From an early age, she writes of wanting to leave Japan. Displaying a startling amount of confidence, she wrote to the President of France but eventually turned her sights to America. After beginning her correspondence with Georgia O'Keeffe, she began to lobby tirelessly to secure an emigration sponsor, eventually finding her way to Seattle where she had her first exhibition in the United States at the Zoe Dusanne Gallery.
The draw of New York City was strong, and she settled in the city in 1958 where she shared studio space with Larry Rivers, Claes Oldenburg, John Chamberlain, On Kawara and Donald Judd over the years. She proved an influential figure in the New York art scene, facilitating introductions to Mark Rothko, Barnett Newman and others. She inspired Oldenburg to pursue his soft sculpture for which he would become famous.
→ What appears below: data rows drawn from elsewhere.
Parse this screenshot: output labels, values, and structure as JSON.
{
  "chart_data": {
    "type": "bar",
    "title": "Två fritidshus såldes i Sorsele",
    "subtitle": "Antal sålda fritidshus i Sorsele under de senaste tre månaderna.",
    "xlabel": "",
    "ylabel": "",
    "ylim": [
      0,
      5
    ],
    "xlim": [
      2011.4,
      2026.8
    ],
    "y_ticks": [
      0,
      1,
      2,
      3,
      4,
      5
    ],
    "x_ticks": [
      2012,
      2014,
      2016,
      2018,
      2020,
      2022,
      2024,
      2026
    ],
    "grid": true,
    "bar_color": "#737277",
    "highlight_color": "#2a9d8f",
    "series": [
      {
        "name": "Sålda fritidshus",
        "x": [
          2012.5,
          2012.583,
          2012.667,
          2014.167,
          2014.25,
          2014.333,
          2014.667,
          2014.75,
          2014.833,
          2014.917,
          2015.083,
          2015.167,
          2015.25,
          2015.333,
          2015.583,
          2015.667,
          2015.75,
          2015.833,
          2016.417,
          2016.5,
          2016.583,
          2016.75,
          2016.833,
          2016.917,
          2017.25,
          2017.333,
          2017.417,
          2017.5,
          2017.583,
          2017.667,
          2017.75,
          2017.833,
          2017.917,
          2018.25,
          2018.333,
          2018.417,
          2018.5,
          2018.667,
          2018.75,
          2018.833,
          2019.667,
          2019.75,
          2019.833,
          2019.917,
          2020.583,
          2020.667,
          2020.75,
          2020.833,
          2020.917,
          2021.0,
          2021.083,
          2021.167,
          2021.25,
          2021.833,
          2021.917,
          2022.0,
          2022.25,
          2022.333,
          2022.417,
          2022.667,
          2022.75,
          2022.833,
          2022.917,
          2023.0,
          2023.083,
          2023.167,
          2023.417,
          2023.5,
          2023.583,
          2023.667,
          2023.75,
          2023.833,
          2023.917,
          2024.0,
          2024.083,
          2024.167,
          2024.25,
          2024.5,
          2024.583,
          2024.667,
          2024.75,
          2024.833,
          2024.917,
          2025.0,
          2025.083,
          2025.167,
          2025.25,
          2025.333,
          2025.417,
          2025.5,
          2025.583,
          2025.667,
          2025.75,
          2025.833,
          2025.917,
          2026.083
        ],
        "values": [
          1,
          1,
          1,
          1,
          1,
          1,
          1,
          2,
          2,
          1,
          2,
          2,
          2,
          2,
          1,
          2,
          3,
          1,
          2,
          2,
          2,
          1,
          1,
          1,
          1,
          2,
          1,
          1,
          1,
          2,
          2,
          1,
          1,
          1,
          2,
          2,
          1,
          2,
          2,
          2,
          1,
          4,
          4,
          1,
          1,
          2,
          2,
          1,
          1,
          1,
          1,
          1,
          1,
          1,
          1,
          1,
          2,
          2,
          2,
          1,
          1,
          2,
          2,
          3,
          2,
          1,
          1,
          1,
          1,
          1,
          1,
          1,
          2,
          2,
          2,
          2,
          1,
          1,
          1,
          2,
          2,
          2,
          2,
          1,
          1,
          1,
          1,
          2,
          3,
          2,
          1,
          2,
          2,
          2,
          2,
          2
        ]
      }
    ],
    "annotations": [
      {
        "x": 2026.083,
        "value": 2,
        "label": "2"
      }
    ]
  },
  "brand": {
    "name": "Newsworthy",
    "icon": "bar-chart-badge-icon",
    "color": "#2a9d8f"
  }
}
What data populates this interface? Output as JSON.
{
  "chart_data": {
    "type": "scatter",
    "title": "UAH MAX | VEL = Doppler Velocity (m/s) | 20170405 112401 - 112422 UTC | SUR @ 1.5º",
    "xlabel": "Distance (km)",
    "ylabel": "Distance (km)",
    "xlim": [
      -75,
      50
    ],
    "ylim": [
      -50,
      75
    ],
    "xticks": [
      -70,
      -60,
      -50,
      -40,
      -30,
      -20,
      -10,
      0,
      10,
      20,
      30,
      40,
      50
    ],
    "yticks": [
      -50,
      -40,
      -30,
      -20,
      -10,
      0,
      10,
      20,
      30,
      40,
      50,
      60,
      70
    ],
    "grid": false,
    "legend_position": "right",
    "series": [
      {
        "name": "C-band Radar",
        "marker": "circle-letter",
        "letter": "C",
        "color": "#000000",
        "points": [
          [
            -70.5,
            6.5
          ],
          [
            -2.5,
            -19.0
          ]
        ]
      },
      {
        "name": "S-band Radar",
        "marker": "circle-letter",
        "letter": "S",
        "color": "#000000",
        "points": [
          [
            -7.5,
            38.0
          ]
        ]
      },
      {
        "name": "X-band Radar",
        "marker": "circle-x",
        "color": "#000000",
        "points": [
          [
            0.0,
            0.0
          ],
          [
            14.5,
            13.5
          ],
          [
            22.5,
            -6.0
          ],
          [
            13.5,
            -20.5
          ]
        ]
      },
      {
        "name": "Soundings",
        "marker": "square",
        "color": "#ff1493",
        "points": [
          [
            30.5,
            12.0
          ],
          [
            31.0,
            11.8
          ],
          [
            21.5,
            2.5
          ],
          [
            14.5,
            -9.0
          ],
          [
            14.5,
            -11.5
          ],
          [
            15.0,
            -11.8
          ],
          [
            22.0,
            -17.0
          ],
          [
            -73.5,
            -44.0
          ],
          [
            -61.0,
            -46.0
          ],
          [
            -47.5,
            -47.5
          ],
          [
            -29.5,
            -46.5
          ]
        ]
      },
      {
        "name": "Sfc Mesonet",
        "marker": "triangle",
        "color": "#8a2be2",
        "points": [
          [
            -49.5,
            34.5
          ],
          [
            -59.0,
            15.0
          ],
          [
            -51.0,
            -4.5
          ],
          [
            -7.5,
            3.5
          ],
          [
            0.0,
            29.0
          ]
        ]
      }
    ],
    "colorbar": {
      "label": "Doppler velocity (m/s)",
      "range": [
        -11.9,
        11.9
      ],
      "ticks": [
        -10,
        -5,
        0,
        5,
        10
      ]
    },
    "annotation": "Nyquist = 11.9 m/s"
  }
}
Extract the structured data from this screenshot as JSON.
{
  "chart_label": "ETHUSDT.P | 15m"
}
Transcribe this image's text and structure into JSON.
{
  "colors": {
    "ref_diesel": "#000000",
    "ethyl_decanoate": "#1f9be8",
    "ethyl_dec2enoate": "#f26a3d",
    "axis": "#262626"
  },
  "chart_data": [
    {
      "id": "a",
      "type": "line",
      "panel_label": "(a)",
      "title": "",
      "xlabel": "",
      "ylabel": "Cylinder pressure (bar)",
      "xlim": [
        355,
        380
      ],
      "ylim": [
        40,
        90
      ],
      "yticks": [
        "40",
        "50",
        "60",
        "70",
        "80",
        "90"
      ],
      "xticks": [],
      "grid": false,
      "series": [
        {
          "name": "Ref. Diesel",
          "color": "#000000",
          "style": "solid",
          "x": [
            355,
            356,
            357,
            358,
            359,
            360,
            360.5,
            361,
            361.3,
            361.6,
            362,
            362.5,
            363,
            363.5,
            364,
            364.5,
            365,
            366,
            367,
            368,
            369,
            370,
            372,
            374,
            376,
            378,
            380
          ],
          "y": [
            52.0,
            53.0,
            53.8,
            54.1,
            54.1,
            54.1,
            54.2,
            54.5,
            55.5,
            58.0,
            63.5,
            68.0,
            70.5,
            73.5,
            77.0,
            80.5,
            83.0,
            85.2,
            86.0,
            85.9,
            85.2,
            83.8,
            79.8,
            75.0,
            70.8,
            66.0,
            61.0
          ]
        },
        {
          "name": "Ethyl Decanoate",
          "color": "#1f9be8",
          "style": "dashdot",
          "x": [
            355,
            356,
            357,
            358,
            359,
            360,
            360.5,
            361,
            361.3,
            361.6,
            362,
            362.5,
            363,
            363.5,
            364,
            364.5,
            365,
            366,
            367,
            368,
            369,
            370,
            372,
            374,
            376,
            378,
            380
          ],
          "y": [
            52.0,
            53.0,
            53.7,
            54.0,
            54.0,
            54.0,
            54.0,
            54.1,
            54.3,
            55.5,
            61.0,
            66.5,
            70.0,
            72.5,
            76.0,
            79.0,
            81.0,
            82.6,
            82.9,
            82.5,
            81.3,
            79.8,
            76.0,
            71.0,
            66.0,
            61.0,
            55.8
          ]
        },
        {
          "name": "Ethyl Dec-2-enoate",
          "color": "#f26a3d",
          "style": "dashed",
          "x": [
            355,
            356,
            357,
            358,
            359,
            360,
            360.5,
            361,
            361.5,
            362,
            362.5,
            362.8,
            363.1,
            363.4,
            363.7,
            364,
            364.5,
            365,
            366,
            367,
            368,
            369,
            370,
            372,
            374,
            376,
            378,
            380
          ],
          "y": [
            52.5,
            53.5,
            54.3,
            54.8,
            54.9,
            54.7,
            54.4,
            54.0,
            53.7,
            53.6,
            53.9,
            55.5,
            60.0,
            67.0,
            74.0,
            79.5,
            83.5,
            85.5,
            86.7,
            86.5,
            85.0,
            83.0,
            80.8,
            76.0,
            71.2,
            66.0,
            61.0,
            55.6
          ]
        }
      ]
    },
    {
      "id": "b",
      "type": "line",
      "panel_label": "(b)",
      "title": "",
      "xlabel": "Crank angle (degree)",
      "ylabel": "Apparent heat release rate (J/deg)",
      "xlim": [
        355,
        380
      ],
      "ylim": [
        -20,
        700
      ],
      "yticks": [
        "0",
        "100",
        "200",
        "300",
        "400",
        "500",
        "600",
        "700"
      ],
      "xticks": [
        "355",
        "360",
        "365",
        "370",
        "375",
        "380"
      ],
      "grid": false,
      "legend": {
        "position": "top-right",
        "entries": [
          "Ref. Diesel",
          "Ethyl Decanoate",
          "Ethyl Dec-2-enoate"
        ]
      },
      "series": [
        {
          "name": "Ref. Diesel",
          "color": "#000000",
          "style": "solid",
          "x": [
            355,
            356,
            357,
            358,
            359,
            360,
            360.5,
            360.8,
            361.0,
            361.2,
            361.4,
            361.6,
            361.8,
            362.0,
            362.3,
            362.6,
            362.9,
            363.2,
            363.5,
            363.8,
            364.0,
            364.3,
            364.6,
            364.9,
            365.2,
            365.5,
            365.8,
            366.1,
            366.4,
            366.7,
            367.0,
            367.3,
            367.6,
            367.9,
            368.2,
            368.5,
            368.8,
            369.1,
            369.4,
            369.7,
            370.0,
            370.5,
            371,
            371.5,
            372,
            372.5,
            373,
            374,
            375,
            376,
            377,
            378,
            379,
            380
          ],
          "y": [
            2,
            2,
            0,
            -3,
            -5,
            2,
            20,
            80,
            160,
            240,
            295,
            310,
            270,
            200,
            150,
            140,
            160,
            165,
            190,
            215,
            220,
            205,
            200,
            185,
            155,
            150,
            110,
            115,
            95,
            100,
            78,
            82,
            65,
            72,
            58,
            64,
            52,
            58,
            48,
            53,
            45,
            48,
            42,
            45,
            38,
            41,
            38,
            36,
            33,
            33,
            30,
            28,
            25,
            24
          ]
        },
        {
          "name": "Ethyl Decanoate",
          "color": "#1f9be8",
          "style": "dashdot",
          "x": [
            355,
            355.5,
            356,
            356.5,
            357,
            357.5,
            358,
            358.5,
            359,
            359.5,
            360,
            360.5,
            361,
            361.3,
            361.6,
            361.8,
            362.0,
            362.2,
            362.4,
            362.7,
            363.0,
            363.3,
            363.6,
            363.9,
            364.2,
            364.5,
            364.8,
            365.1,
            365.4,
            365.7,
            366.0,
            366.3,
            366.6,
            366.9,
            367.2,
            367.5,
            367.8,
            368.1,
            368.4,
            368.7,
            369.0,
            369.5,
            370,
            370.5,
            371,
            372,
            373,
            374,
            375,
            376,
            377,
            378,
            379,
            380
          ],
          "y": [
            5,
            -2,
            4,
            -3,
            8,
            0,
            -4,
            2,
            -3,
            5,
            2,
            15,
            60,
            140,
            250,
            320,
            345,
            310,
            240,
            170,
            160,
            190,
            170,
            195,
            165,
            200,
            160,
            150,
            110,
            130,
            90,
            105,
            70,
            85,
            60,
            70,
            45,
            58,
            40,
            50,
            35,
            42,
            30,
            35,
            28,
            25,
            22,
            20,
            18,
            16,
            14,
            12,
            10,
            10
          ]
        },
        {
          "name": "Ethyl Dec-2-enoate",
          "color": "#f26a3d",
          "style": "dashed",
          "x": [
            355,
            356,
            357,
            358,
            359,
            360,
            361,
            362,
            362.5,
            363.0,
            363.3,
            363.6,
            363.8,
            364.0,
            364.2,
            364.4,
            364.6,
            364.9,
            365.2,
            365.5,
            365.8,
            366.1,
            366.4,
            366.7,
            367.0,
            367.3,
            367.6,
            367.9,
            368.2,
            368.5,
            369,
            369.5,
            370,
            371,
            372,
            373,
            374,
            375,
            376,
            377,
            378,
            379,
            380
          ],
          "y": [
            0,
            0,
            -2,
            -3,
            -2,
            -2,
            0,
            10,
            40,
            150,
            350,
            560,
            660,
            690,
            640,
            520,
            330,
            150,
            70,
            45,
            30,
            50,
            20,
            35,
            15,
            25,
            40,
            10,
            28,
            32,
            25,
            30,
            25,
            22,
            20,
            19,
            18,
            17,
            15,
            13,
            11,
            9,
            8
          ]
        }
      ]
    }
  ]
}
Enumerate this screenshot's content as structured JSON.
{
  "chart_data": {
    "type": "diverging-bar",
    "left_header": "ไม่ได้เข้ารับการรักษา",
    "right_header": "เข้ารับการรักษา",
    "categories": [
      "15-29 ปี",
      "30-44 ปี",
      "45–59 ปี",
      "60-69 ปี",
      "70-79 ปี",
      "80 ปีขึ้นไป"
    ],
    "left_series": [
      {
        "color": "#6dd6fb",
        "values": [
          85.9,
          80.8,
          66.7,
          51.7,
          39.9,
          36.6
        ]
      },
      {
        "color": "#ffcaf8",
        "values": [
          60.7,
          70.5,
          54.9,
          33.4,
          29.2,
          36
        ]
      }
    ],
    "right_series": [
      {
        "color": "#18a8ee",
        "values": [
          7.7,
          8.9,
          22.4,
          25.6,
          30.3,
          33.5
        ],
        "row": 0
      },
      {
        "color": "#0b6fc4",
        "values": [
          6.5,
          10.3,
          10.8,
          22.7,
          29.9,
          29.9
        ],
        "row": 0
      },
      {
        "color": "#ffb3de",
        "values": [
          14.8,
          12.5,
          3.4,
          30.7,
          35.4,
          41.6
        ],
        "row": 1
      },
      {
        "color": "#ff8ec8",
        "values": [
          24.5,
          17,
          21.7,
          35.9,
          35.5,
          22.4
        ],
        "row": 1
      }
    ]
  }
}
Judd writes about her work in his Specific Objects manifesto in 1965. She held happenings across the city and struck up a deep, but platonic, relationship with the infamously allusive artist Joseph Cornell.
She also pursued a career and exhibition opportunities in Europe where she would engage with many of the ZERO group artists and their contemporaries such as Lucio Fontana, Yves Klein, Enrico Castellani, Piero Manzoni and others. She would 'exhibit' at the 1966 Venice Biennale where her narcissus garden would rock the crowds for its price of only 2 lire.
Her work was garnering international attention when in the early 1970s she traveled back to Japan for the first time, returning permanently in 1973. In a need to address her mental health, she ultimately moved into a hospital where she has lived to this day. Taking a hiatus for some of the late 1970s, she would return to her highly prolific output in the 1980s. Largely leaving the spotlight, she had her first US exhibition since her departure in 1989 at the Center for International Contemporary Arts, New York. From there, her acknowledgement as one of the most seminal artists of the last century was cemented.
Retrospectives in 1998 and 2012 paved the way for a slew of exhibitions where hordes of admirers would wait for entry. Almost half a million visitors attended her retrospective at the Hirshhorn Museum, Washington, DC. Her works are in the permanent collections of every major museum in the world. Decades after breaking the mold at the 1966 Venice Biennale she would represent Japan at the 1993 Venice Biennale. She is undoubtedly one of the most important living artists active today and certainly one of the most recognizable artists globally. With her now eponymous museum in Tokyo, she continues to work and produce work into her nineties.